Peut-on considérer cette femme comme marronne ? Celle-ci est accusée de recèle avec les marrons. Firmin Lacpatia s’inspire de rapports de police rédigés en 1846  et raconte son histoire dans son livre Adzire ou le prestige de la nuit. Ce personnage féminin montre que la femme noire pouvait avoir un double statut dans la société coloniale réunionnaise : être esclave sur la plantation du colon et faire des affaires avec les marrons.

Des marrons esseulés

Bon nombre de grands chefs marrons ont marqué la toponymie de l’île tels que Dimitile, Sémitave, Bâle, Pître dont on retrouve le nom dans les rapports de détachements, mais l’histoire ne leur attribue pas de compagnes.

Lorsque les camps de marrons sont attaqués par les chasseurs de Noirs, le plus souvent, les femmes sont capturées car elles représentent une source d’information importante pour les colons sur la composition des camps, l’existence d’autres camps, etc. ; alors que les hommes sont bien souvent tués. On leur coupe la main droite ou la tête comme preuve après avoir reçu le baptême. Les chasseurs de Noirs touchent alors une prime. Les mains et têtes coupées sont ensuite attachées au « lieu accoutumé  » en guise d’avertissement et de dissuasion pour les esclaves qui pensent à s’enfuir de la plantation.

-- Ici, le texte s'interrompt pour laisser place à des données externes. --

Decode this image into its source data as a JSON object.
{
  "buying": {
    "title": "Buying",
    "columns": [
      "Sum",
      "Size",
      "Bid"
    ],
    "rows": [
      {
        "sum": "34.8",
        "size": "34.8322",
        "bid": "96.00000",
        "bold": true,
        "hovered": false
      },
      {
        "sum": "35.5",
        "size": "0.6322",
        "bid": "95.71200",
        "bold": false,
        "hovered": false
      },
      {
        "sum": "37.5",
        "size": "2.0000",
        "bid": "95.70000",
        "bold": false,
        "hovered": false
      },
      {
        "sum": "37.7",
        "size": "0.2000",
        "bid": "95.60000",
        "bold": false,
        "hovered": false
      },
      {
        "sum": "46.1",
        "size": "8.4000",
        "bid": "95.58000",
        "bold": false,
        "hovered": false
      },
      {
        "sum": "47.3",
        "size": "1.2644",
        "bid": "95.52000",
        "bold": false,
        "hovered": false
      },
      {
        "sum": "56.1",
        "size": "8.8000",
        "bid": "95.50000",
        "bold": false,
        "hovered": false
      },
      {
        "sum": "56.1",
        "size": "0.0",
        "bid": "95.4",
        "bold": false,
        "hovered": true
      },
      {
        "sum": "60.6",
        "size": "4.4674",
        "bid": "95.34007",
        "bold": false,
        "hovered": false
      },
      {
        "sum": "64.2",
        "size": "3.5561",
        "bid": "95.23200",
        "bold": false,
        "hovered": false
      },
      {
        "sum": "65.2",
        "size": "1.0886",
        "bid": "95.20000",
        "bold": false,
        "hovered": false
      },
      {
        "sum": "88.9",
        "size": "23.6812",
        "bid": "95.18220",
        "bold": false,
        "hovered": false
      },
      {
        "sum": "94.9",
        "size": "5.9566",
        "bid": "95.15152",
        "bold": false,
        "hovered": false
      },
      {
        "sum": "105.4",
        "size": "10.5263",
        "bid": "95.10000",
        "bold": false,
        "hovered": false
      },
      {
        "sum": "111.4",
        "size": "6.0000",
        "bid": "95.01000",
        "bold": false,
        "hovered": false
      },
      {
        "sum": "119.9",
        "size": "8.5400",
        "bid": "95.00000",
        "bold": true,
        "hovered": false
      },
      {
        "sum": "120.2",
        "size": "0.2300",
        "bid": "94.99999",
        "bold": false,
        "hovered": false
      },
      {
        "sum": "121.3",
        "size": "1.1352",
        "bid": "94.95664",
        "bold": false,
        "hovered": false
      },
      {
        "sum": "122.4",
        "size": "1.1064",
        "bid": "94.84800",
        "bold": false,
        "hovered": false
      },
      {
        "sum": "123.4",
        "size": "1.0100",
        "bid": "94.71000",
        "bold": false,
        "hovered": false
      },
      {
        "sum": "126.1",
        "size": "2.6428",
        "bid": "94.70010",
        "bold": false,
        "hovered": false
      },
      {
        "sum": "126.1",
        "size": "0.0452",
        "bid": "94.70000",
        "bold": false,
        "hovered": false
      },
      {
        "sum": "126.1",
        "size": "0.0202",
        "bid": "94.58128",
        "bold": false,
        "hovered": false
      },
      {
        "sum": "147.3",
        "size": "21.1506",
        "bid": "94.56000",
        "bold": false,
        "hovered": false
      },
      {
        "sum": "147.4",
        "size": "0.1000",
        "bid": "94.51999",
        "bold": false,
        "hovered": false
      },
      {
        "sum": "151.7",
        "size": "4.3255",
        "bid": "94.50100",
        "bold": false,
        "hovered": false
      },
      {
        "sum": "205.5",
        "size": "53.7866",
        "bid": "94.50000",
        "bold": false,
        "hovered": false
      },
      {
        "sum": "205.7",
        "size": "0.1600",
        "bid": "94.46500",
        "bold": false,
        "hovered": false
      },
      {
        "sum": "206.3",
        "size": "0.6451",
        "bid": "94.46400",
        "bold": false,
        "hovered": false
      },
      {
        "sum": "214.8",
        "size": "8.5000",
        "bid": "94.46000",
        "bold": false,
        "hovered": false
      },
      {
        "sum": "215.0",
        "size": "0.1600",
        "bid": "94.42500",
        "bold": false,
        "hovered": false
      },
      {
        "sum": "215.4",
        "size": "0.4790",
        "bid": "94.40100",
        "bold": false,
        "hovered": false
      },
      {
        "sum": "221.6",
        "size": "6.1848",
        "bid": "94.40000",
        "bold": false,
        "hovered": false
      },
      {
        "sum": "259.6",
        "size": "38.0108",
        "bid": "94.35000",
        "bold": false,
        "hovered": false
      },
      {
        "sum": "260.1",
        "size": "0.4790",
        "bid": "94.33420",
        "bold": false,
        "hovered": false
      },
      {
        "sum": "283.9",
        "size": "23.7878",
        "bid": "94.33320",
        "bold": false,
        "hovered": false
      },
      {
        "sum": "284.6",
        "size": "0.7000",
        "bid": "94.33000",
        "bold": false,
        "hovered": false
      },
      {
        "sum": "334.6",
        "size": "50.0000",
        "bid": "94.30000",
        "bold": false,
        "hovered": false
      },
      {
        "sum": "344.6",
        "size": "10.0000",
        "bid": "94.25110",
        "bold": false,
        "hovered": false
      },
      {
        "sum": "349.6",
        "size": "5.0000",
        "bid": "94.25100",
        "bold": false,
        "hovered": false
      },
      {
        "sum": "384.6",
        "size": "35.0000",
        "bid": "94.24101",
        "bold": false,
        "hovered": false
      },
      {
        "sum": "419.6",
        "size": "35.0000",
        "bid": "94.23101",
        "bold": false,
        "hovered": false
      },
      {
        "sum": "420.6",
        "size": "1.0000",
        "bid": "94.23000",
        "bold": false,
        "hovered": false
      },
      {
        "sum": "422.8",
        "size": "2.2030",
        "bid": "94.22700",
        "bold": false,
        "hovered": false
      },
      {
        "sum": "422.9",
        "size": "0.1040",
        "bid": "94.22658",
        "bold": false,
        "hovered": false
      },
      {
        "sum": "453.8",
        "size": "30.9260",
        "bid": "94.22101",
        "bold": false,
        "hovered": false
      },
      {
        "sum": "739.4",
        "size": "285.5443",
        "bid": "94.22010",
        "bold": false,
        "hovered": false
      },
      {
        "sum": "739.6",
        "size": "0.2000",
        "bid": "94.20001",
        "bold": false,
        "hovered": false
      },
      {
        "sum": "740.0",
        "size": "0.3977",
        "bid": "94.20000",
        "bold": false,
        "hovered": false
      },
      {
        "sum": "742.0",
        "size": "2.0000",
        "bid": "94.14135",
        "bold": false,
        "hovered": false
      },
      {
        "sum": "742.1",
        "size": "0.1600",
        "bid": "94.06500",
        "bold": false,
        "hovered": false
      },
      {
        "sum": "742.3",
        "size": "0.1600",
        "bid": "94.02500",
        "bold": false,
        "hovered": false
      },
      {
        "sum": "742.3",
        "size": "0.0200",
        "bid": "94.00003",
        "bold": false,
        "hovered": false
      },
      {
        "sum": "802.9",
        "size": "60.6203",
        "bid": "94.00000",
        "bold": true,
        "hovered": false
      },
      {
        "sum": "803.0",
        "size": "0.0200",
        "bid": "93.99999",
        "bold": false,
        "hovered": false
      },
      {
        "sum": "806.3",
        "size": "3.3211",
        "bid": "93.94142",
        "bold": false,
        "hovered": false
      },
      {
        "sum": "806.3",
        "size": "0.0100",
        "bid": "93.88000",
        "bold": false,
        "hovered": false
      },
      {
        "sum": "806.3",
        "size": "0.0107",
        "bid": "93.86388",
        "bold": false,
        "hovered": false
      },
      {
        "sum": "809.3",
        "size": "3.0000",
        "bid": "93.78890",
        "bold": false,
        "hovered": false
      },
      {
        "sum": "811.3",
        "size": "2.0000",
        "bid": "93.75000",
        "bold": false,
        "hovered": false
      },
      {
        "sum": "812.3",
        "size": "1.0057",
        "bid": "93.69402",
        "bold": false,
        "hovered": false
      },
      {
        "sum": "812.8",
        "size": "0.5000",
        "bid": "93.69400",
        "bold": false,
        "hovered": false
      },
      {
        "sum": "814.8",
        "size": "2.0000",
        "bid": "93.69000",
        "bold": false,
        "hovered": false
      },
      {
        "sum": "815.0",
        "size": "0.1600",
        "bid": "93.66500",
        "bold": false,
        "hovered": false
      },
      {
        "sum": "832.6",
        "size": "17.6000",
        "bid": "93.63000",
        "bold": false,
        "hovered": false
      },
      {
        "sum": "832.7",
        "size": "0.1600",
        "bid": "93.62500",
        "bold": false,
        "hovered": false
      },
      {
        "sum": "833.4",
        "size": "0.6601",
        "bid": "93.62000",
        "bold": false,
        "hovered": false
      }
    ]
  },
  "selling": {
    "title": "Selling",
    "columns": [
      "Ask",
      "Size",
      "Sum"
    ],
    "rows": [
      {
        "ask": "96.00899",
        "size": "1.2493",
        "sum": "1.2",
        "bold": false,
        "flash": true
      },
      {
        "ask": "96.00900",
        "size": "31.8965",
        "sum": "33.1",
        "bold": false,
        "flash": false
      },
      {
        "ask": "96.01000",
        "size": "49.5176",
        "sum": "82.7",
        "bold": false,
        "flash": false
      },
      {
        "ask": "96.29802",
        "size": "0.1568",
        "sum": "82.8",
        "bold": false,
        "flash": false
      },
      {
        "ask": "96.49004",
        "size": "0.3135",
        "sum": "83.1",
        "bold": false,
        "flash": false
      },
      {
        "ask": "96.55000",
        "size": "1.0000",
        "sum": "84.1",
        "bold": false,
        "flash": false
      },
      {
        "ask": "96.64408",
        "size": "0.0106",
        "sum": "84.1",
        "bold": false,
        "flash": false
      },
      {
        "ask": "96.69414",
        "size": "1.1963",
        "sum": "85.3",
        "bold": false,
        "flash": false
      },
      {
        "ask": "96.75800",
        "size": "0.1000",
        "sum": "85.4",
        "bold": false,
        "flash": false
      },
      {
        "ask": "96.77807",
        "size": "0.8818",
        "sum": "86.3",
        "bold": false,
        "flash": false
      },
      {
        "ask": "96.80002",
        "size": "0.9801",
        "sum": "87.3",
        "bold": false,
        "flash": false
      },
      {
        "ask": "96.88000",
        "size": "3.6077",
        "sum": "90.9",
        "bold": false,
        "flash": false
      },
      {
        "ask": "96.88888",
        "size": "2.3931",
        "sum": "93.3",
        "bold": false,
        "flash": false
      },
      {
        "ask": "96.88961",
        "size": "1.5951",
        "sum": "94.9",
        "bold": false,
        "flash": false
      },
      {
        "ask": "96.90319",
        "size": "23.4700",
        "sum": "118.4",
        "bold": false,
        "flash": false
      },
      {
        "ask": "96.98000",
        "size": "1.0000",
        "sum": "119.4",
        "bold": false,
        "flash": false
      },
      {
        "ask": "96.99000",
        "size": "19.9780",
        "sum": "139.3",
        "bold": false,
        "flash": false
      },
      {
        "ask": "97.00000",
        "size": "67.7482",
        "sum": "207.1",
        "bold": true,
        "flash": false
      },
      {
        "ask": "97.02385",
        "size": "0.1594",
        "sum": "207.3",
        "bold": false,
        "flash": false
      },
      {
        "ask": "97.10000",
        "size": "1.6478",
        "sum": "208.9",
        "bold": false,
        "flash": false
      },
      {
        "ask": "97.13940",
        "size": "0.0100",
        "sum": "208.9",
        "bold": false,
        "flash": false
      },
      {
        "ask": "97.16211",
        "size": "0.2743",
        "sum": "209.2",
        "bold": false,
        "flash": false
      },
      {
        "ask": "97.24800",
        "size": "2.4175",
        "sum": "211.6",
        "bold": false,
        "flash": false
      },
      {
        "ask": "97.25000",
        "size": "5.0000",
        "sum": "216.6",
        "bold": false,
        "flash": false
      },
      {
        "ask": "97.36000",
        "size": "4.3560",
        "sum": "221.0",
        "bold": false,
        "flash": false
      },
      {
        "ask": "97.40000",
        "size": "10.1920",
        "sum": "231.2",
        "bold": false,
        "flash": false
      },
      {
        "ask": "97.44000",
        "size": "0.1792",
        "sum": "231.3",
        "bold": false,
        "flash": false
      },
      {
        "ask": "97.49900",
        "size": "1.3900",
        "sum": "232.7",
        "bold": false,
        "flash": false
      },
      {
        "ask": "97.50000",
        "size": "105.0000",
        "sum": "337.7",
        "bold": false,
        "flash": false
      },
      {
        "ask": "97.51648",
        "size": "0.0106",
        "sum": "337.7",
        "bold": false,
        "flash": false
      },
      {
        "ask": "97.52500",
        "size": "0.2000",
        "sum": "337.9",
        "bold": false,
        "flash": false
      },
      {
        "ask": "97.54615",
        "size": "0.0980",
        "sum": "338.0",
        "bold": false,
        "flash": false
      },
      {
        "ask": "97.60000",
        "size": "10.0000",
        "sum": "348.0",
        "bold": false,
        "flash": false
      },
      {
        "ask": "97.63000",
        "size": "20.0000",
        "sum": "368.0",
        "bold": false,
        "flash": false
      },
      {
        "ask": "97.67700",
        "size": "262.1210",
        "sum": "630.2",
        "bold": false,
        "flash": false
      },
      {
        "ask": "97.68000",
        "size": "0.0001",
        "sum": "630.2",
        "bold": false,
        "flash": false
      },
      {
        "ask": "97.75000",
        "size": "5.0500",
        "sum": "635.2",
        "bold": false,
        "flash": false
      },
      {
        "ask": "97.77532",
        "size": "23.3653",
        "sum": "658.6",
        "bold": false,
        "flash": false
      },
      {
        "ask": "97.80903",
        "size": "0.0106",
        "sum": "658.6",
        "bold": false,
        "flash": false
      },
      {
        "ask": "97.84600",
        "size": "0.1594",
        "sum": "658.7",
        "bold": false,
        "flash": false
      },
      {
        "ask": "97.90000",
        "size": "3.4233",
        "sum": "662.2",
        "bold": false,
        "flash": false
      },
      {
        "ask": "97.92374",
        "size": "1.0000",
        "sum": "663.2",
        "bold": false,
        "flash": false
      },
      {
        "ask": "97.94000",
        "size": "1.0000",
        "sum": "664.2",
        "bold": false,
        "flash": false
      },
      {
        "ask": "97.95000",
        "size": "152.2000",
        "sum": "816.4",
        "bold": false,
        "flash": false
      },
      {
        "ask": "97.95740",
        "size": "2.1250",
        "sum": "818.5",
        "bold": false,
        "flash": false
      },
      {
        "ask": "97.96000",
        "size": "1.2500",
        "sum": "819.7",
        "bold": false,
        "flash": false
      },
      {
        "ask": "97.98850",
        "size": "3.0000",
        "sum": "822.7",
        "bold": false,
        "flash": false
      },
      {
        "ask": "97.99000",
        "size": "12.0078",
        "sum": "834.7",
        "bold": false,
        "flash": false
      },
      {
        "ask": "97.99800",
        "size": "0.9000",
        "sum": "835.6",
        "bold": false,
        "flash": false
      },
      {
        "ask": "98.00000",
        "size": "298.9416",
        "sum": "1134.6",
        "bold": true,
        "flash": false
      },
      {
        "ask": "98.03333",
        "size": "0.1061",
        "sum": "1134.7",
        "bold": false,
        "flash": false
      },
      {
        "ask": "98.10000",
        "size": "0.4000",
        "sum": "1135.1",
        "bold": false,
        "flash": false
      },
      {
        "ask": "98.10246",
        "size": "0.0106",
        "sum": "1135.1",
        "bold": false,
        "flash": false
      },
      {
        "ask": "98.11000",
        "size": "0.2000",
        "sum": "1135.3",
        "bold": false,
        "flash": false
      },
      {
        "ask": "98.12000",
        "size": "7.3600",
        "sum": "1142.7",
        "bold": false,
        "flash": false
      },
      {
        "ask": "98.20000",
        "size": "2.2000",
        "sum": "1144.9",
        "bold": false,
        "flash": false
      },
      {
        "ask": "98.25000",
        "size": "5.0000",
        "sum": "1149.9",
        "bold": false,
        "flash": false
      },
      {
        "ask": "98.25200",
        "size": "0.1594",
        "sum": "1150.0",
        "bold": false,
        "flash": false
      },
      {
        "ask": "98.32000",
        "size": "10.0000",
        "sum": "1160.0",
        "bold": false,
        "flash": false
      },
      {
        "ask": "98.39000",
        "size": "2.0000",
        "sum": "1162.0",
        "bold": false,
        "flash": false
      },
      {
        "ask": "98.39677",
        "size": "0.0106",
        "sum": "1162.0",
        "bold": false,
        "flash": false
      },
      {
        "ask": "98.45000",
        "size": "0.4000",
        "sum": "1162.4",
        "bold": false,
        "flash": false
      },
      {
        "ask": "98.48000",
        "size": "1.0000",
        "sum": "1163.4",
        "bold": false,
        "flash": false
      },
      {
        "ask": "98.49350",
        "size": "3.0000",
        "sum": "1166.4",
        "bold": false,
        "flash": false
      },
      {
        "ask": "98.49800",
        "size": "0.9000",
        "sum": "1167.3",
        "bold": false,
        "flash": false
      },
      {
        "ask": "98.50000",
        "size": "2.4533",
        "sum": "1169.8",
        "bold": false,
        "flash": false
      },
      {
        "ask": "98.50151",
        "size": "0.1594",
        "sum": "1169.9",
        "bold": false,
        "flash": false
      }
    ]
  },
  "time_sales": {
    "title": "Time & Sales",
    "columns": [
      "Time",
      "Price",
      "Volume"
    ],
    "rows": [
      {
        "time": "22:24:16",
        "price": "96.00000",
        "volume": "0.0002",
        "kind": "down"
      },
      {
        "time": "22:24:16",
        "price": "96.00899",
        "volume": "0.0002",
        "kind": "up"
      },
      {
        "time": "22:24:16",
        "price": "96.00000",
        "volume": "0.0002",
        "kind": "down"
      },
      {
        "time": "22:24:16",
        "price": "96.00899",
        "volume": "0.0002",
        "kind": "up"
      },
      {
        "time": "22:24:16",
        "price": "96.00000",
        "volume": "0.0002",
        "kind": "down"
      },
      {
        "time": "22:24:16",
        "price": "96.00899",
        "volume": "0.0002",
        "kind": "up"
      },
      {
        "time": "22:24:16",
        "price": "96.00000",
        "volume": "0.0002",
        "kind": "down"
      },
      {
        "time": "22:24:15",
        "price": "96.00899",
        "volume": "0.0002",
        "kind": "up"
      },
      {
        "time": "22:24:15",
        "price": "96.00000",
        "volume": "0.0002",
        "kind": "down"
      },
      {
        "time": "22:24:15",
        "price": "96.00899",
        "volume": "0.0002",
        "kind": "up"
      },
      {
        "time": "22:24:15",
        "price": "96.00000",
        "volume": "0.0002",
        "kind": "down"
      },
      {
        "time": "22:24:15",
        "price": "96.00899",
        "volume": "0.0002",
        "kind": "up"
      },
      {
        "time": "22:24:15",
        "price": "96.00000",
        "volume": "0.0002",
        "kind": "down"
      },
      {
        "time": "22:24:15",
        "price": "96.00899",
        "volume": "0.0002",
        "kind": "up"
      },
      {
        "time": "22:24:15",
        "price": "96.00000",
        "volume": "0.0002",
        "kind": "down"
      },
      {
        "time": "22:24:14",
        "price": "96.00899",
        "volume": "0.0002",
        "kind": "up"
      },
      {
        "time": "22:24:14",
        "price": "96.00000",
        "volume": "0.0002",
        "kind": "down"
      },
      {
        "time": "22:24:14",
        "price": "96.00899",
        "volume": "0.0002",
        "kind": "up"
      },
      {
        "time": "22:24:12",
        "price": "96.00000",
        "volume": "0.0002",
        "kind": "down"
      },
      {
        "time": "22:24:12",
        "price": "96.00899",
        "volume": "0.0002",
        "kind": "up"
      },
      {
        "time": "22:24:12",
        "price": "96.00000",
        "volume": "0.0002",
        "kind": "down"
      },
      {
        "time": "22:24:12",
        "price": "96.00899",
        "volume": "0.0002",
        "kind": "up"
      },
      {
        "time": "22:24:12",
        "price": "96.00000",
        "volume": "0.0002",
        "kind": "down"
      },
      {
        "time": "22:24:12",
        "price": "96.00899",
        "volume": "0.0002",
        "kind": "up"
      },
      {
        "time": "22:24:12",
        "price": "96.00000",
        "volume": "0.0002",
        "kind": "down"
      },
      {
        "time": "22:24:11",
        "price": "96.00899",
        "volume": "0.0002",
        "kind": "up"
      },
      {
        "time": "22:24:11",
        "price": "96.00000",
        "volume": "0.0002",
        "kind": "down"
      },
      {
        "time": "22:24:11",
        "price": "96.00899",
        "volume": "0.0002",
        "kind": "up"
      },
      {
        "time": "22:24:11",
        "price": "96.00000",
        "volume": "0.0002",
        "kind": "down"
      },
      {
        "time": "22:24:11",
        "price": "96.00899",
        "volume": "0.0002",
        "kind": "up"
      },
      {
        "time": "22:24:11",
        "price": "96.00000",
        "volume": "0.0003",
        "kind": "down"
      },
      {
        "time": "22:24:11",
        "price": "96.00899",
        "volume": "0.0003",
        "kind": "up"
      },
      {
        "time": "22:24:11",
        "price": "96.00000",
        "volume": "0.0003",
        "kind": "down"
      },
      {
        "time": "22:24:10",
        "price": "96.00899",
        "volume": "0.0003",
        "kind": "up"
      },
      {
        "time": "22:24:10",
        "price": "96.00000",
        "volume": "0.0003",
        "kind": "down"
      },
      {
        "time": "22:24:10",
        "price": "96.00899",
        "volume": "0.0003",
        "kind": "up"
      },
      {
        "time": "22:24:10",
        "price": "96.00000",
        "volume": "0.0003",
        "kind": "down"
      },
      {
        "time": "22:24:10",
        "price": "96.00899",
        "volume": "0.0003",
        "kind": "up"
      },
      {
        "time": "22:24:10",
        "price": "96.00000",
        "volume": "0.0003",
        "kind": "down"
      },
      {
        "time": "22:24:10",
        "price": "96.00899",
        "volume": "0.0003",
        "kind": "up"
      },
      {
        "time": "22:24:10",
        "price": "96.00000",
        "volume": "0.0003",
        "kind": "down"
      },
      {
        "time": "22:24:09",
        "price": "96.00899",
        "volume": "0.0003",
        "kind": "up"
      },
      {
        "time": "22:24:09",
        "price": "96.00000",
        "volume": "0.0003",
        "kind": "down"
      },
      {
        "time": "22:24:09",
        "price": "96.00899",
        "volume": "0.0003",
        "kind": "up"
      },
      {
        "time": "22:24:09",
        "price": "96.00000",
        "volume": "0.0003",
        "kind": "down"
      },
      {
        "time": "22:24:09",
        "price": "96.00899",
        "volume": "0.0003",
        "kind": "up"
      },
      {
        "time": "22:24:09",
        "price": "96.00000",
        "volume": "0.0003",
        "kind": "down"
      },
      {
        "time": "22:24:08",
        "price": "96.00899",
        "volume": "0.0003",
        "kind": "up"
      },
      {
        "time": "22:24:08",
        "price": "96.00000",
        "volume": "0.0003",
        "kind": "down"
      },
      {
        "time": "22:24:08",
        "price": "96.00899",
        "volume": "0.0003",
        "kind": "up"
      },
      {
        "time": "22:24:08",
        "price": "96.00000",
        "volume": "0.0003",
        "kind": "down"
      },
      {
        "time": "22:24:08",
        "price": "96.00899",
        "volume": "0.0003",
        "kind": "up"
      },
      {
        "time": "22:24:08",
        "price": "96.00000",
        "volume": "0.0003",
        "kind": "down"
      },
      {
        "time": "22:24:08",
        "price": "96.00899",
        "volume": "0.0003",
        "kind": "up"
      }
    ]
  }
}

Il faudra retenir que l’histoire a fait du marronnage, de la quête de la liberté, une affaire essentiellement masculine, comme la colonisation. Peut-être pouvons-nous penser que lorsque l’esclave reprenait sa liberté afin de reconstruire sa famille dans les montagnes inaccessibles de l’île, il souhaitait protéger l’élément féminin du monde colonial en le rendant invisible. Ceci expliquerait la raison pour laquelle le nom des femmes marronnes n’apparaît pas dans la toponymie de l’île. Aussi, pouvons-nous avancer que dans les pratiques et coutumes des marrons, qu’ils aient été d’origine malgache ou africaine, seuls les hommes nommaient leur territoire de leur nom ou d’un mot en lien avec leur identité propre.

Dans les récits et les documents d’archive ayant trait au marronnage, il ne fait aucun doute que les femmes esclaves sont source de motivation à la reconquête de la liberté. Elles incitent, préparent et aident les esclaves à s’enfuir de plantation. Et bien souvent les rejoignent. Elles participent ainsi à la survivance des cultures, des croyances, des pratiques religieuses et des rites de la terre natale ; des musiques, des pratiques culinaires et des connaissances de la nature environnante. Essentiellement africaines et malgaches, les femmes marronnes sont à l’origine du métissage dans les cirques de l’île.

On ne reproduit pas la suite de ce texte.